Le Mont-Dore sauve la fête en Nouvelle-Calédonie

Après l’abandon de Nouméa, le Mont-Dore passe à l’action.
La commune lance son premier carnaval et entend bien marquer les esprits.
Une initiative forte face au renoncement de Nouméa
C’est un symbole politique autant que festif. Alors que Nouméa a choisi de ne pas organiser son carnaval en 2026, le Mont-Dore a décidé de ne pas subir. La commune prend le relais et annonce officiellement la tenue de son premier carnaval le 19 septembre prochain.
Ce choix n’est pas anodin. Il traduit une volonté claire : refuser le déclin festif et culturel au profit d’une dynamique locale assumée. Là où certains reculent, d’autres avancent, et le Mont-Dore entend bien s’inscrire dans cette logique.
La municipalité affiche ainsi une ambition nette : proposer un grand rendez-vous populaire capable de rassembler au-delà de ses frontières communales. L’événement ne vise pas seulement les habitants, mais bien l’ensemble des Calédoniens.
Ce positionnement tranche avec une tendance plus générale à la prudence, voire à l’effacement. Ici, le message est simple : la vie continue, et elle doit être visible, festive et assumée.
Dans un contexte encore marqué par les tensions économiques et sociales, cette initiative prend une dimension particulière. Elle incarne une réponse concrète : l’action plutôt que l’attentisme.
Une organisation solide portée par l’expérience
Pour réussir ce pari, la commune ne s’improvise pas organisatrice.
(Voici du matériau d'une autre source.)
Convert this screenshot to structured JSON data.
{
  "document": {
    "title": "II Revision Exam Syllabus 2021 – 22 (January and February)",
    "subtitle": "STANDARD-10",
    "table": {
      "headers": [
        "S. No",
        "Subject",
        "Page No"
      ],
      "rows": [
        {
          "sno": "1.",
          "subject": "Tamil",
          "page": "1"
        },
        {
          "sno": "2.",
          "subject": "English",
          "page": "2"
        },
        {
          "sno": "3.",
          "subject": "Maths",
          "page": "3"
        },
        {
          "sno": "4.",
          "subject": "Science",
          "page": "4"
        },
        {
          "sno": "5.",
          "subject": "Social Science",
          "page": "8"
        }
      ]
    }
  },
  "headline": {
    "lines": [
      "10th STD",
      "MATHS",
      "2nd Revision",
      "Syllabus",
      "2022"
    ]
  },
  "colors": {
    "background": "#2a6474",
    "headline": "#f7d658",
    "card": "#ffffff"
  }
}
Elle s’appuie sur une figure reconnue : Brigitte Pasco, ancienne cheville ouvrière du carnaval de Nouméa pendant de nombreuses années.
Aujourd’hui retraitée, elle revient sur le terrain pour transmettre son savoir-faire. Un choix stratégique qui garantit une organisation structurée et professionnelle.
Autour d’elle, plusieurs troupes ont déjà répondu présentes. Parmi elles, la Bande à Momo, l’école ExtravaganzArt dirigée par Karine Raguin et sa fille Laura, habituées aux standards internationaux grâce à leur participation régulière au carnaval de Rio.
À leurs côtés, d’autres acteurs locaux viendront enrichir le cortège : New Caledonia Country, l’association Afro-Caraïbe Pacifique ou encore les Twidagirls.
Ce mélange entre expérience, diversité culturelle et ancrage local constitue l’un des points forts de l’événement. Le carnaval ne sera pas une simple animation, mais une véritable vitrine culturelle.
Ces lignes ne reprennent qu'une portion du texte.